Monday, 24 April 2006: 8:45 AM
Big Sur (Hyatt Regency Monterey)
High-resolution numerical simulations of one or two tropical cyclones during TCSP using the WRF model will be presented. In the first case, the genesis of Tropical Storm Gert is simulated. The simulation shows an easterly wave and surface trough moving westward over the southern Gulf of Mexico with somewhat disorganized convection occurring in its vicinity. Low-level easterly flow ahead of the trough impinges on the eastern side of the Sierra Madre mountains and leads to flow blocking. Because of the particular shape of the topography, this blocked flow causes northwesterly to westerly flow to occur in the southern Gulf that eventually pinches off the trough to form a closed cyclonic circulation. This topographically forced flow also helps to organize some of the convection in a linear band south of the vortex center. Once the closed cyclonic circulation is formed, convection increases and gradually intensifies the cyclone to tropical storm strength by the time of landfall.

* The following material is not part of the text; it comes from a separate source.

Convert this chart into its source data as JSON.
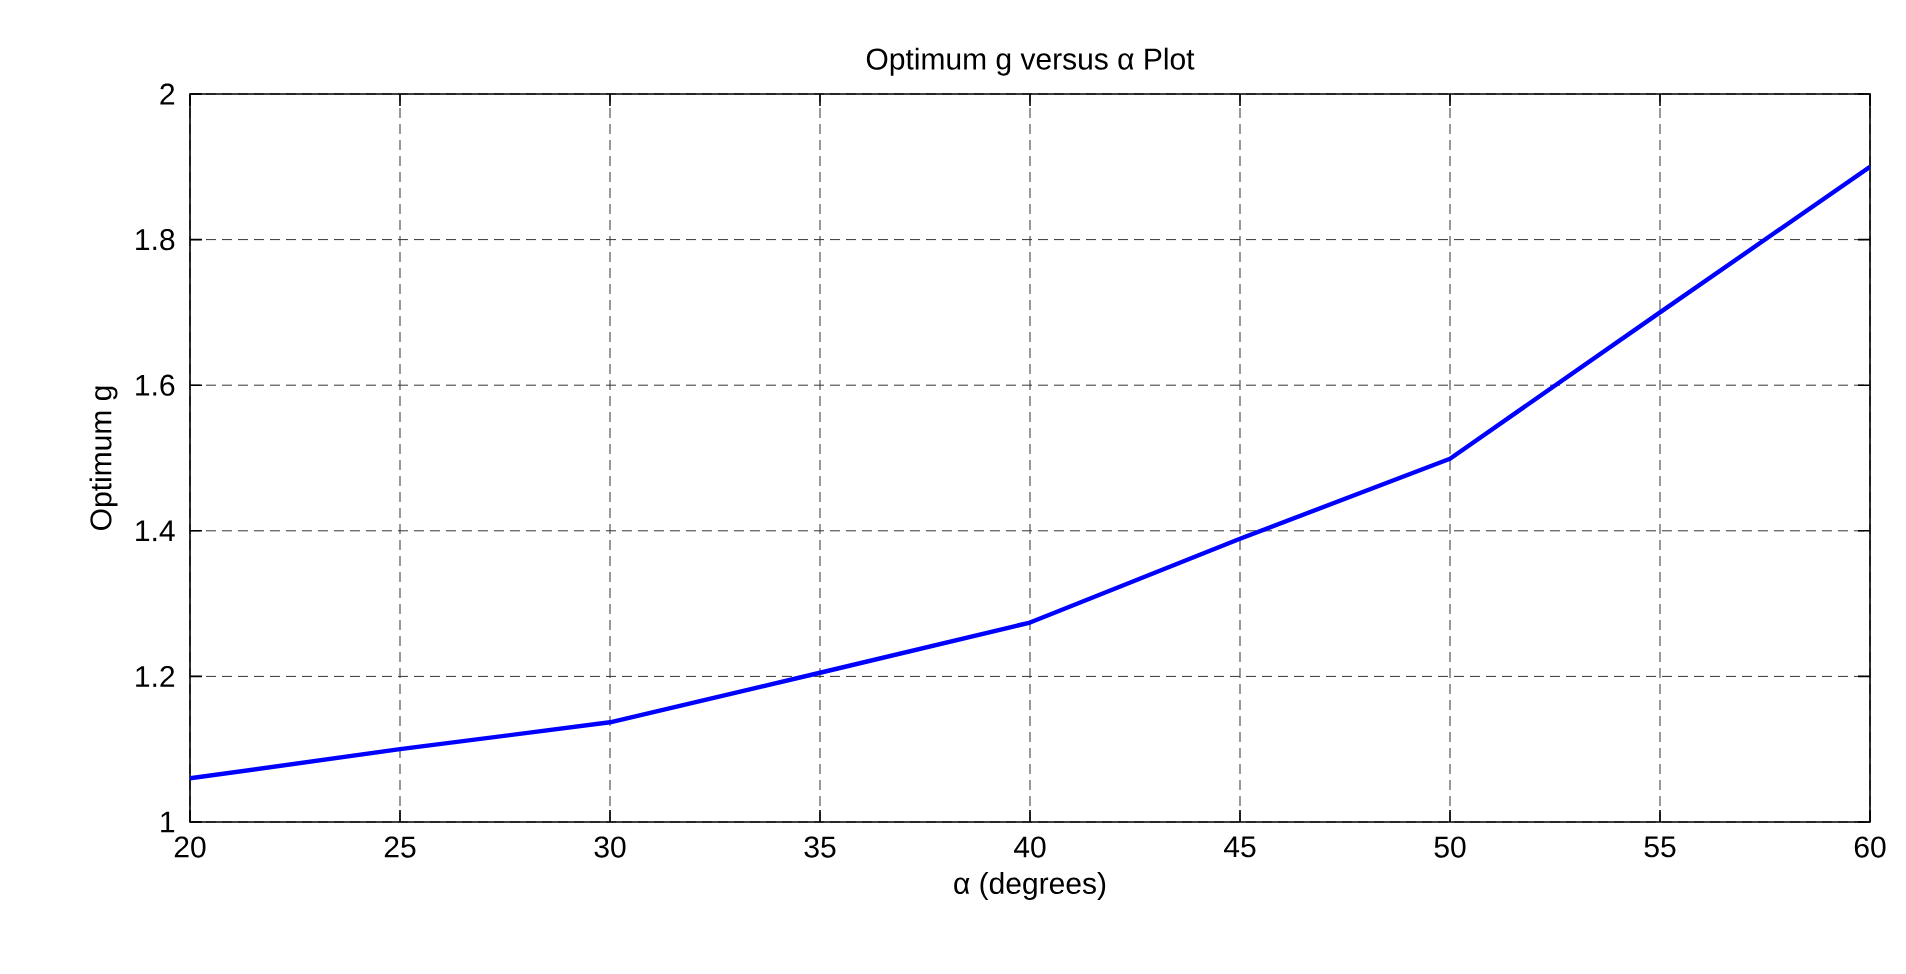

A second case may be presented, that of Hurricane Emily. The NASA ER-2 aircraft observed intense eyewall convection when Emily was a category 4 storm and had a small radius. Did this convection represent an isolated updraft core or a ring (or partial ring) of intense upward motion. The organization of the eyewall upward motion in the simulation will be examined in order to answer this question.